67. Which of the following would shift the long-run Phillips curve right?
a. expansionary fiscal policy.
b. an increase in the inflation rate.
c. increases in unemployment compensation.
d. None of the above is correct.
72. If the long-run Phillips curve shifts to the right, for any given rate of money growth and inflation the
economy will have
a. higher unemployment and lower output.
b. higher unemployment and higher output.
c. lower unemployment and lower output.
d. lower unemployment and higher output.
73. If the long-run Phillips curve shifts to the left, for any given rate of money growth and inflation the economy
will have
a. higher unemployment and lower output.
b. higher unemployment and higher output.

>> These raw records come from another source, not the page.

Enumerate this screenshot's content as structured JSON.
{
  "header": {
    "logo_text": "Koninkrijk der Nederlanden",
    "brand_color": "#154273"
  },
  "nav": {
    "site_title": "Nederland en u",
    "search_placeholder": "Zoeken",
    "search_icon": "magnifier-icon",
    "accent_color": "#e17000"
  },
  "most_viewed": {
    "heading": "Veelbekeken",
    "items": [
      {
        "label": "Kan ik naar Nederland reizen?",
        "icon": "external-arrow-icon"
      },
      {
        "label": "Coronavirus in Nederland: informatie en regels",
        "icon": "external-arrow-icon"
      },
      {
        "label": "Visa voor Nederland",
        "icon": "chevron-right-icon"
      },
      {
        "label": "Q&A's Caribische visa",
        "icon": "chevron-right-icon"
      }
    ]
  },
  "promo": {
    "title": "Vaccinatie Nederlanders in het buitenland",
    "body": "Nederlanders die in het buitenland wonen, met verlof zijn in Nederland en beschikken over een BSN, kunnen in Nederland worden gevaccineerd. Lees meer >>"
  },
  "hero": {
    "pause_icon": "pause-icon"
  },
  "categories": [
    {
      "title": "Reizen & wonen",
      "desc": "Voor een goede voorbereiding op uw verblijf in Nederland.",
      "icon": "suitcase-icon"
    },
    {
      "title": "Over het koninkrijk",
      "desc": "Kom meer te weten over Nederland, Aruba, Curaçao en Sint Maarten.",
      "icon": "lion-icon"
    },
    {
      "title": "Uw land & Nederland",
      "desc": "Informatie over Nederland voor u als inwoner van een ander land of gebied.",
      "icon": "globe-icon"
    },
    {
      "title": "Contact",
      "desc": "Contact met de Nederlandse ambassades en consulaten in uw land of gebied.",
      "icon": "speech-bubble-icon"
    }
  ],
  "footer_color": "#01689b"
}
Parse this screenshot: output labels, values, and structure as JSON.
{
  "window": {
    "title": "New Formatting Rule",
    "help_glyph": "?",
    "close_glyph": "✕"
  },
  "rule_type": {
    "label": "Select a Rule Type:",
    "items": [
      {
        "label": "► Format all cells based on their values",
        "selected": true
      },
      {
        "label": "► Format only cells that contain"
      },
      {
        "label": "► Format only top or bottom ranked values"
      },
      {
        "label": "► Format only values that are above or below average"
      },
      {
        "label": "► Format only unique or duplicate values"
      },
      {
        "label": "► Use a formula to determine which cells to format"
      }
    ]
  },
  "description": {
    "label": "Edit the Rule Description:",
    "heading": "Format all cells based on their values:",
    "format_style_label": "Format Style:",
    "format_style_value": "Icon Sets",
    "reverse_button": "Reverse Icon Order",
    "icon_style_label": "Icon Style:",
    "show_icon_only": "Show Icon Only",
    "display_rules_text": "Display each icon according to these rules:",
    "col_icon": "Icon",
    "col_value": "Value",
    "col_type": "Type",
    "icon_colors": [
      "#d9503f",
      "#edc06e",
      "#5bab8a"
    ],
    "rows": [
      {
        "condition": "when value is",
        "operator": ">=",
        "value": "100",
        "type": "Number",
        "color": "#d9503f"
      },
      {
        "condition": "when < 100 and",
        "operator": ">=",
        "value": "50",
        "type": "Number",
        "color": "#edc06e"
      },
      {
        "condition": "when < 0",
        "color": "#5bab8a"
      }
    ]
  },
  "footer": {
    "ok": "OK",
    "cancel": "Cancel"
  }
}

c. lower unemployment and lower output.
d. lower unemployment and higher output.
74. If the minimum wage increased, then at any given rate of inflation
a. both output and employment would be higher.
b. neither output nor employment would be higher.
c. output would be higher and unemployment would be lower.
d. output would be lower and unemployment would be higher.